Combine that with the corporate pain of the lenders and how that might marginally impact other spending, and there is your impact calculation.

Then and only then, after amassing all that data and analysis, would one be able to make a reasonably definitive (based on the quality of data and assumptions baked into it) estimate of what the impact MIGHT be. Assuming one can even get the data in sufficient detail.

Of course, one also assumes that everything else baked into their G-D-P model is 100% accurate, too, because inaccuracy with the starting estimate bleeds through.

Does any reader actually think that the “economist bloggers” have done that work, or do you think they just pulled some large number like total dollar value of loan resets (which is immaterial, what is material is the marginal increase in loan servicing costs, not the total amount of the loan) or total count of borrowers (immaterial without a discussion of their financial condition, time in the loan, terms of the loan, etc.) out of their ass so that they can go forth and scare folk?

I’m of the opinion that the so-called “experts” haven’t even thoroughly thought out how they might calculate the impact, much less taken any concrete steps towards doing so. After all, the above process isn’t likely to land you the role of “Dancing Bear” on Kudlow, because it lacks “pizzazz” and can’t be delivered in a sound bite.

For those wanting more information on the housing price series, there are two primary sources, the HPI and the S&P Case-Shiller index.

In its 17-year existence, the HPI has never had negative annual appreciation, i.e., losses on the national level. Standstills, yes, but not losses. Now, in the 20-year history of the S&P Case-Shiller (C-S) index, there have been annual losses of 6% or so, but those should be asterisked, and occurred in 1991.
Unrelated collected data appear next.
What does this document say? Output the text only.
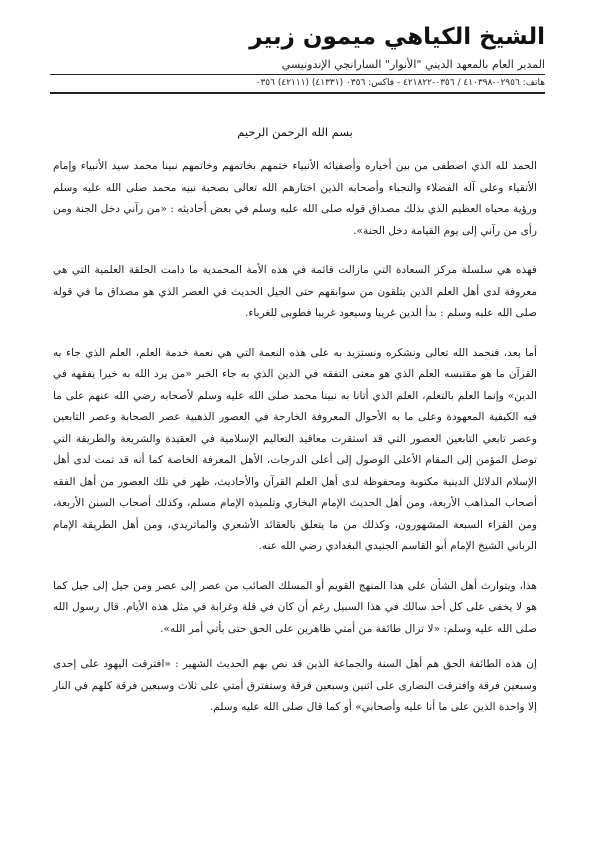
الشيخ الكياهي ميمون زبير
المدير العام بالمعهد الديني "الأنوار" السارانجي الإندونيسي
هاتف: ٠٢٩٥٦-٤١٠٣٩٨ / ٠٣٥٦-٤٢١٨٢٢ - فاكس: ٠٣٥٦ (٤١٣٣١) (٤٢١١١) ٠٣٥٦
بسم الله الرحمن الرحيم

الحمد لله الذي اصطفى من بين أخياره وأصفيائه الأنبياء ختمهم بخاتمهم وخاتمهم نبينا محمد سيد الأنبياء وإمام الأتقياء وعلى آله الفضلاء والنجباء وأصحابه الذين اختارهم الله تعالى بصحبة نبيه محمد صلى الله عليه وسلم ورؤية محياه العظيم الذي بذلك مصداق قوله صلى الله عليه وسلم في بعض أحاديثه : «من رآني دخل الجنة ومن رأى من رآني إلى يوم القيامة دخل الجنة».

فهذه هي سلسلة مركز السعادة التي مازالت قائمة في هذه الأمة المحمدية ما دامت الحلقة العلمية التي هي معروفة لدى أهل العلم الذين يتلقون من سوابقهم حتى الجيل الحديث في العصر الذي هو مصداق ما في قوله صلى الله عليه وسلم : بدأ الدين غريبا وسيعود غريبا فطوبى للغرباء.

أما بعد، فنحمد الله تعالى ونشكره ونستزيد به على هذه النعمة التي هي نعمة خدمة العلم، العلم الذي جاء به القرآن ما هو مقتبسه العلم الذي هو معنى التفقه في الدين الذي به جاء الخبر «من يرد الله به خيرا يفقهه في الدين» وإنما العلم بالتعلم، العلم الذي أتانا به نبينا محمد صلى الله عليه وسلم لأصحابه رضي الله عنهم على ما فيه الكيفية المعهودة وعلى ما به الأحوال المعروفة الخارجة في العصور الذهبية عصر الصحابة وعصر التابعين وعصر تابعي التابعين العصور التي قد استقرت معاقيد التعاليم الإسلامية في العقيدة والشريعة والطريقة التي توصل المؤمن إلى المقام الأعلى الوصول إلى أعلى الدرجات، الأهل المعرفة الخاصة كما أنه قد تمت لدى أهل الإسلام الدلائل الدينية مكتوبة ومحفوظة لدى أهل العلم القرآن والأحاديث، ظهر في تلك العصور من أهل الفقه أصحاب المذاهب الأربعة، ومن أهل الحديث الإمام البخاري وتلميذه الإمام مسلم، وكذلك أصحاب السنن الأربعة، ومن القراء السبعة المشهورون، وكذلك من ما يتعلق بالعقائد الأشعري والماتريدي، ومن أهل الطريقة الإمام الرباني الشيخ الإمام أبو القاسم الجنيدي البغدادي رضي الله عنه.

هذا، ويتوارث أهل الشأن على هذا المنهج القويم أو المسلك الصائب من عصر إلى عصر ومن جيل إلى جيل كما هو لا يخفى على كل أحد سالك في هذا السبيل رغم أن كان في قلة وغرابة في مثل هذه الأيام. قال رسول الله صلى الله عليه وسلم: «لا تزال طائفة من أمتي ظاهرين على الحق حتى يأتي أمر الله».

إن هذه الطائفة الحق هم أهل السنة والجماعة الذين قد نص بهم الحديث الشهير : «افترقت اليهود على إحدى وسبعين فرقة وافترقت النصارى على اثنين وسبعين فرقة وستفترق أمتي على ثلاث وسبعين فرقة كلهم في النار إلا واحدة الذين على ما أنا عليه وأصحابي» أو كما قال صلى الله عليه وسلم.
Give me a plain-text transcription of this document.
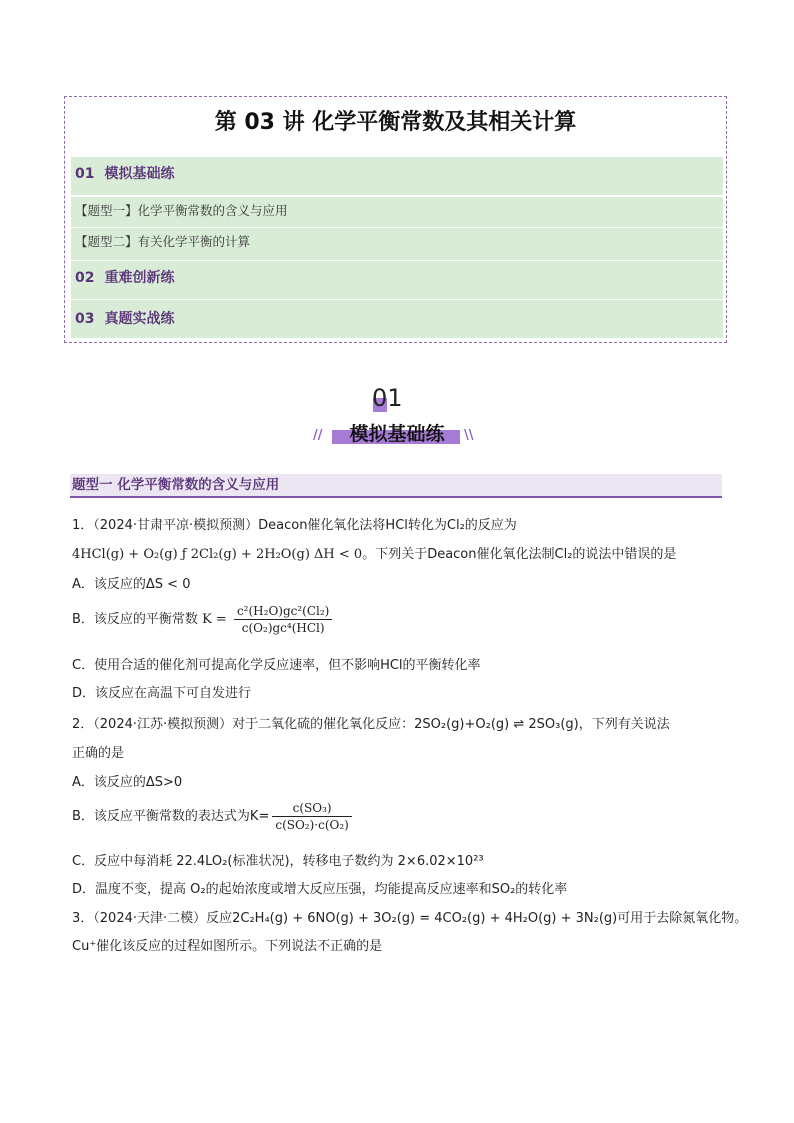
第 03 讲 化学平衡常数及其相关计算
01 模拟基础练
【题型一】化学平衡常数的含义与应用
【题型二】有关化学平衡的计算
02 重难创新练
03 真题实战练
01
//	模拟基础练	\\
题型一 化学平衡常数的含义与应用
1．（2024·甘肃平凉·模拟预测）Deacon催化氧化法将HCl转化为Cl₂的反应为
4HCl(g) + O₂(g) ƒ 2Cl₂(g) + 2H₂O(g) ΔH < 0。下列关于Deacon催化氧化法制Cl₂的说法中错误的是
A．该反应的ΔS < 0
B．该反应的平衡常数 $K = \frac{\text{c²(H₂O)gc²(Cl₂)}}{\text{c(O₂)gc⁴(HCl)}}$
C．使用合适的催化剂可提高化学反应速率，但不影响HCl的平衡转化率
D．该反应在高温下可自发进行
2．（2024·江苏·模拟预测）对于二氧化硫的催化氧化反应：2SO₂(g)+O₂(g) ⇌ 2SO₃(g)，下列有关说法
正确的是
A．该反应的ΔS>0
B．该反应平衡常数的表达式为$K= \frac{\text{c(SO₃)}}{\text{c(SO₂)·c(O₂)}}$
C．反应中每消耗 22.4LO₂(标准状况)，转移电子数约为 2×6.02×10²³
D．温度不变，提高 O₂的起始浓度或增大反应压强，均能提高反应速率和SO₂的转化率
3．（2024·天津·二模）反应2C₂H₄(g) + 6NO(g) + 3O₂(g) = 4CO₂(g) + 4H₂O(g) + 3N₂(g)可用于去除氮氧化物。
Cu⁺催化该反应的过程如图所示。下列说法不正确的是
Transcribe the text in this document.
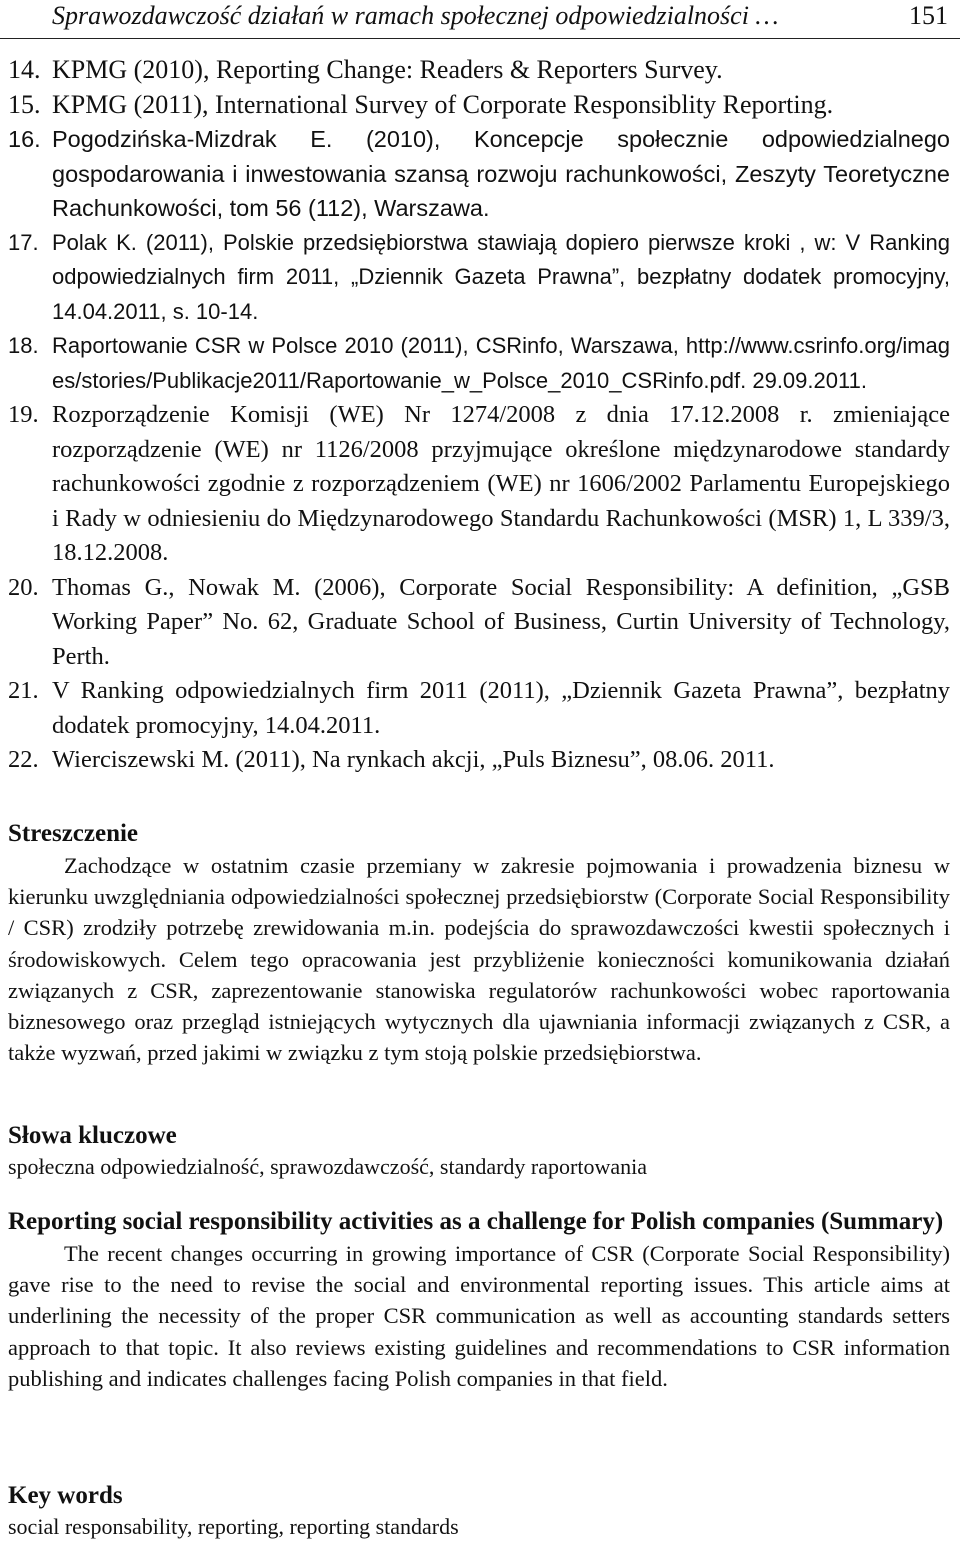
Sprawozdawczość działań w ramach społecznej odpowiedzialności …	151
14. KPMG (2010), Reporting Change: Readers & Reporters Survey.
15. KPMG (2011), International Survey of Corporate Responsiblity Reporting.
16. Pogodzińska-Mizdrak E. (2010), Koncepcje społecznie odpowiedzialnego gospodarowania i inwestowania szansą rozwoju rachunkowości, Zeszyty Teoretyczne Rachunkowości, tom 56 (112), Warszawa.
17. Polak K. (2011), Polskie przedsiębiorstwa stawiają dopiero pierwsze kroki , w: V Ranking odpowiedzialnych firm 2011, „Dziennik Gazeta Prawna”, bezpłatny dodatek promocyjny, 14.04.2011, s. 10-14.
18. Raportowanie CSR w Polsce 2010 (2011), CSRinfo, Warszawa, http://www.csrinfo.org/images/stories/Publikacje2011/Raportowanie_w_Polsce_2010_CSRinfo.pdf. 29.09.2011.
19. Rozporządzenie Komisji (WE) Nr 1274/2008 z dnia 17.12.2008 r. zmieniające rozporządzenie (WE) nr 1126/2008 przyjmujące określone międzynarodowe standardy rachunkowości zgodnie z rozporządzeniem (WE) nr 1606/2002 Parlamentu Europejskiego i Rady w odniesieniu do Międzynarodowego Standardu Rachunkowości (MSR) 1, L 339/3, 18.12.2008.
20. Thomas G., Nowak M. (2006), Corporate Social Responsibility: A definition, „GSB Working Paper” No. 62, Graduate School of Business, Curtin University of Technology, Perth.
21. V Ranking odpowiedzialnych firm 2011 (2011), „Dziennik Gazeta Prawna”, bezpłatny dodatek promocyjny, 14.04.2011.
22. Wierciszewski M. (2011), Na rynkach akcji, „Puls Biznesu”, 08.06. 2011.
Streszczenie

Zachodzące w ostatnim czasie przemiany w zakresie pojmowania i prowadzenia biznesu w kierunku uwzględniania odpowiedzialności społecznej przedsiębiorstw (Corporate Social Responsibility / CSR) zrodziły potrzebę zrewidowania m.in. podejścia do sprawozdawczości kwestii społecznych i środowiskowych. Celem tego opracowania jest przybliżenie konieczności komunikowania działań związanych z CSR, zaprezentowanie stanowiska regulatorów rachunkowości wobec raportowania biznesowego oraz przegląd istniejących wytycznych dla ujawniania informacji związanych z CSR, a także wyzwań, przed jakimi w związku z tym stoją polskie przedsiębiorstwa.

Słowa kluczowe

społeczna odpowiedzialność, sprawozdawczość, standardy raportowania

Reporting social responsibility activities as a challenge for Polish companies (Summary)

The recent changes occurring in growing importance of CSR (Corporate Social Responsibility) gave rise to the need to revise the social and environmental reporting issues. This article aims at underlining the necessity of the proper CSR communication as well as accounting standards setters approach to that topic. It also reviews existing guidelines and recommendations to CSR information publishing and indicates challenges facing Polish companies in that field.

Key words

social responsability, reporting, reporting standards
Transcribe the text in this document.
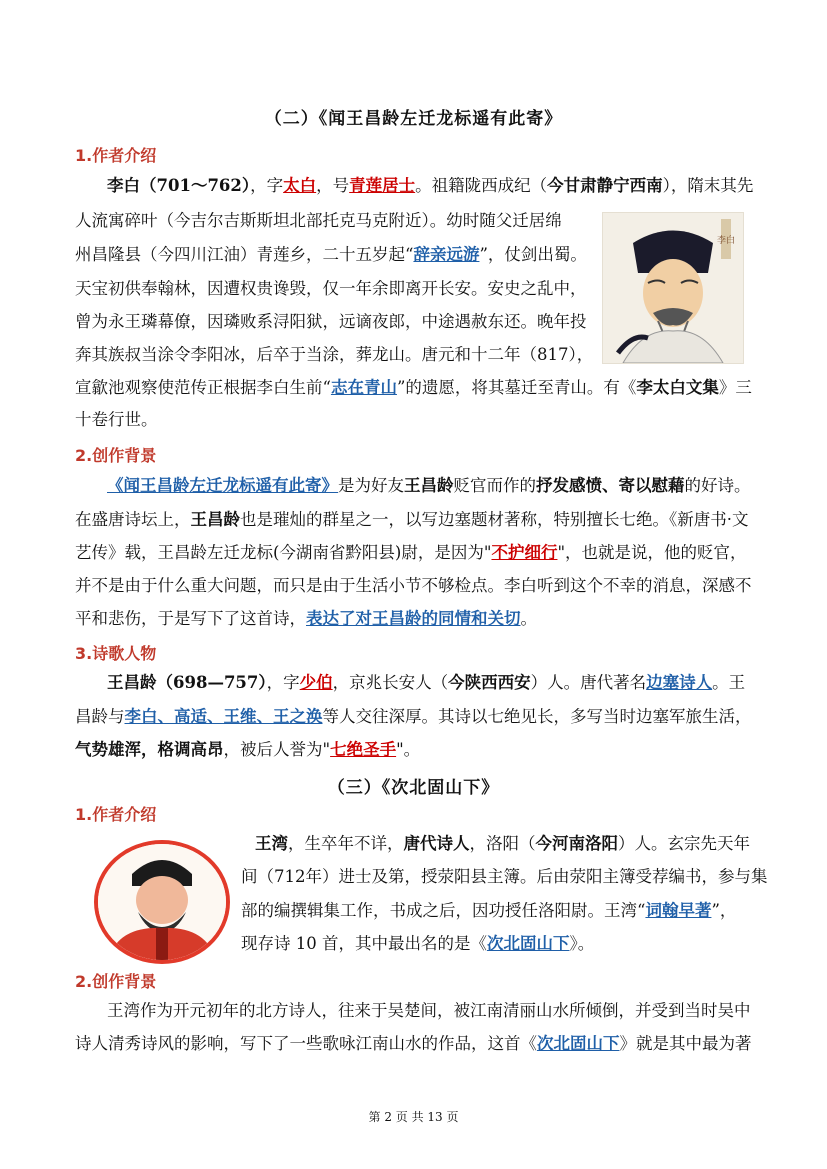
（二）《闻王昌龄左迁龙标遥有此寄》
1.作者介绍
李白（701～762），字太白，号青莲居士。祖籍陇西成纪（今甘肃静宁西南），隋末其先
人流寓碎叶（今吉尔吉斯斯坦北部托克马克附近）。幼时随父迁居绵
州昌隆县（今四川江油）青莲乡，二十五岁起“辞亲远游”，仗剑出蜀。
天宝初供奉翰林，因遭权贵谗毁，仅一年余即离开长安。安史之乱中，
曾为永王璘幕僚，因璘败系浔阳狱，远谪夜郎，中途遇赦东还。晚年投
奔其族叔当涂令李阳冰，后卒于当涂，葬龙山。唐元和十二年（817），
宣歙池观察使范传正根据李白生前“志在青山”的遗愿，将其墓迁至青山。有《李太白文集》三
十卷行世。
李白
2.创作背景
《闻王昌龄左迁龙标遥有此寄》是为好友王昌龄贬官而作的抒发感愤、寄以慰藉的好诗。
在盛唐诗坛上，王昌龄也是璀灿的群星之一，以写边塞题材著称，特别擅长七绝。《新唐书·文
艺传》载，王昌龄左迁龙标(今湖南省黔阳县)尉，是因为"不护细行"，也就是说，他的贬官，
并不是由于什么重大问题，而只是由于生活小节不够检点。李白听到这个不幸的消息，深感不
平和悲伤，于是写下了这首诗，表达了对王昌龄的同情和关切。
3.诗歌人物
王昌龄（698—757），字少伯，京兆长安人（今陕西西安）人。唐代著名边塞诗人。王
昌龄与李白、高适、王维、王之涣等人交往深厚。其诗以七绝见长，多写当时边塞军旅生活，
气势雄浑，格调高昂，被后人誉为"七绝圣手"。
（三）《次北固山下》
1.作者介绍
王湾，生卒年不详，唐代诗人，洛阳（今河南洛阳）人。玄宗先天年
间（712年）进士及第，授荥阳县主簿。后由荥阳主簿受荐编书，参与集
部的编撰辑集工作，书成之后，因功授任洛阳尉。王湾“词翰早著”，
现存诗 10 首，其中最出名的是《次北固山下》。
2.创作背景
王湾作为开元初年的北方诗人，往来于吴楚间，被江南清丽山水所倾倒，并受到当时吴中
诗人清秀诗风的影响，写下了一些歌咏江南山水的作品，这首《次北固山下》就是其中最为著
第 2 页 共 13 页
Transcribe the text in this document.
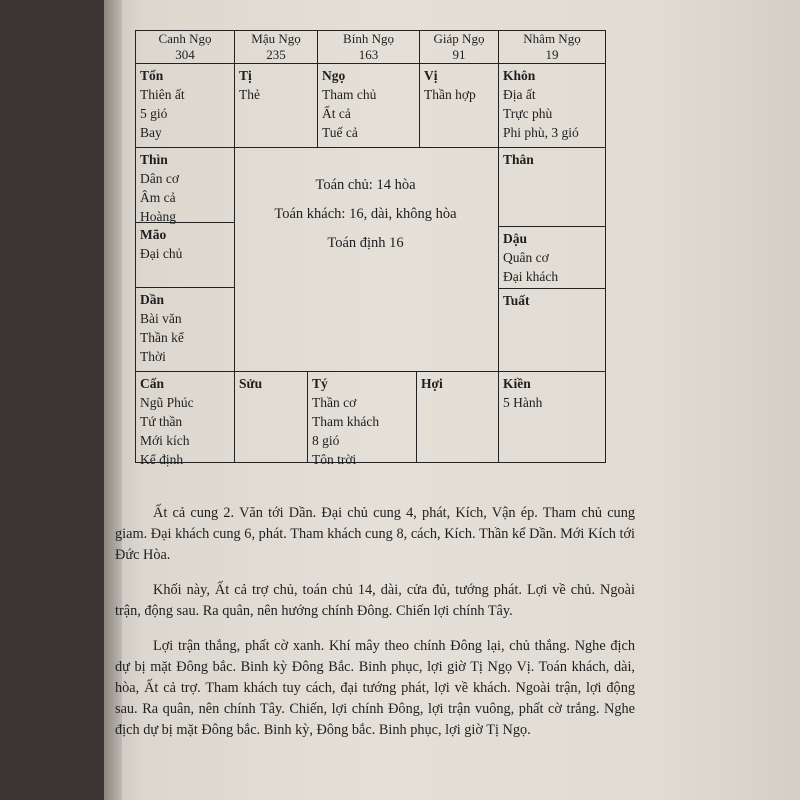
Canh Ngọ
304
Mậu Ngọ
235
Bính Ngọ
163
Giáp Ngọ
91
Nhâm Ngọ
19
Tốn
Thiên ất
5 gió
Bay
Tị
Thẻ
Ngọ
Tham chủ
Ất cả
Tuế cả
Vị
Thần hợp
Khôn
Địa ất
Trực phù
Phi phù, 3 gió
Thìn
Dân cơ
Âm cả
Hoàng
Mão
Đại chủ
Dần
Bài văn
Thần kể
Thời
Thân
Dậu
Quân cơ
Đại khách
Tuất
Toán chủ: 14 hòa
Toán khách: 16, dài, không hòa
Toán định 16
Cấn
Ngũ Phúc
Tứ thần
Mới kích
Kể định
Sửu	Tý
Thần cơ
Tham khách
8 gió
Tôn trời
Hợi	Kiền
5 Hành

Ất cả cung 2. Văn tới Dần. Đại chủ cung 4, phát, Kích, Vận ép. Tham chủ cung giam. Đại khách cung 6, phát. Tham khách cung 8, cách, Kích. Thần kể Dần. Mới Kích tới Đức Hòa.

Khối này, Ất cả trợ chủ, toán chủ 14, dài, cửa đủ, tướng phát. Lợi về chủ. Ngoài trận, động sau. Ra quân, nên hướng chính Đông. Chiến lợi chính Tây.

Lợi trận thắng, phất cờ xanh. Khí mây theo chính Đông lại, chủ thắng. Nghe địch dự bị mặt Đông bắc. Binh kỳ Đông Bắc. Binh phục, lợi giờ Tị Ngọ Vị. Toán khách, dài, hòa, Ất cả trợ. Tham khách tuy cách, đại tướng phát, lợi về khách. Ngoài trận, lợi động sau. Ra quân, nên chính Tây. Chiến, lợi chính Đông, lợi trận vuông, phất cờ trắng. Nghe địch dự bị mặt Đông bắc. Binh kỳ, Đông bắc. Binh phục, lợi giờ Tị Ngọ.
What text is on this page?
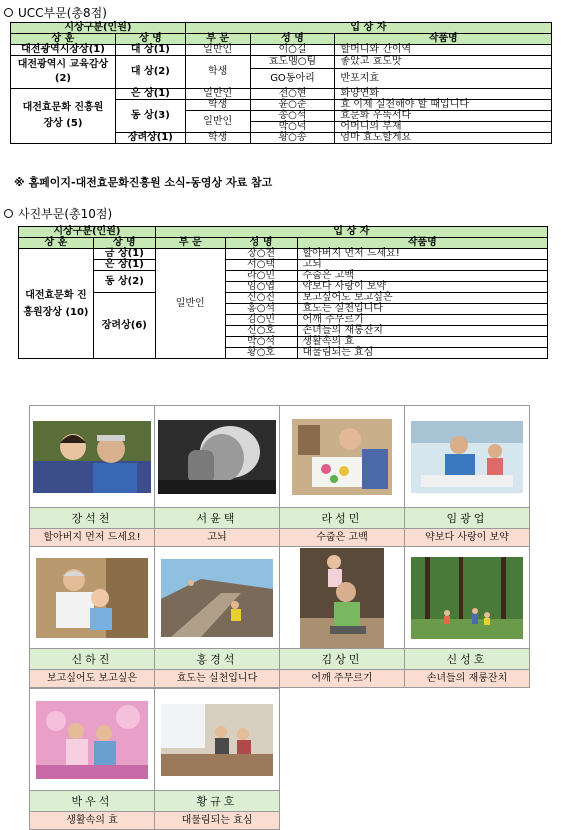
UCC부문(총8점)
시상구분(인원)		입 상 자		
상 훈	상 명	부 문	성 명	작품명
대전광역시장상(1)	대 상(1)	일반인	이○길	할머니와 간이역
대전광역시 교육감상(2)	대 상(2)	학생	효도멤○팀	좋았고 효도맛
			GO동아리	반포지효
대전효문화 진흥원장상 (5)	은 상(1)	일반인	전○현	화양연화
	동 상(3)	학생	윤○준	효 이제 실천해야 할 때입니다
		일반인	송○석	효문화 우뚝서다
			박○덕	어머니의 부재
	장려상(1)	학생	황○송	엄마 효도할게요
※ 홈페이지-대전효문화진흥원 소식-동영상 자료 참고
사진부문(총10점)
시상구분(인원)		입 상 자		
상 훈	상 명	부 문	성 명	작품명
대전효문화 진흥원장상 (10)	금 상(1)	일반인	장○천	할아버지 먼저 드세요!
	은 상(1)		서○택	고뇌
	동 상(2)		라○민	수줍은 고백
			임○엽	약보다 사랑이 보약
	장려상(6)		신○진	보고싶어도 보고싶은
			홍○석	효도는 실천입니다
			김○민	어깨 주무르기
			신○호	손녀들의 재롱잔치
			박○석	생활속의 효
			황○호	대물림되는 효심
장석천
할아버지 먼저 드세요!
서윤택
고뇌
라성민
수줍은 고백
임광업
약보다 사랑이 보약
신하진
보고싶어도 보고싶은
홍경석
효도는 실천입니다
김상민
어깨 주무르기
신성호
손녀들의 재롱잔치
박우석
생활속의 효
황규호
대물림되는 효심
The C-S used only 10 metro areas until 2000! Today, it uses only 20! One of them is Detroit, which taints their data, making it more levered to the domestic auto industry than home appreciation overall, and turns the index negative for recent months. In 1991, one of the then-only-ten areas was Boston, which had its own, local troubles at that time. Meanwhile, the HPI uses data from all metro areas, hundreds of which are ranked.

The HPI has sales and refinances, the C-S uses only sales.

C-S has practically all transactions for its limited sampling area, whereas the HPI has only Fannie and Freddie data but has it everywhere.

C-S data is updated monthly with a lag, HPI data is updated quarterly with a lag.

Methodology is the same in terms of index construction as proposed by Case and Shiller in the ’80s.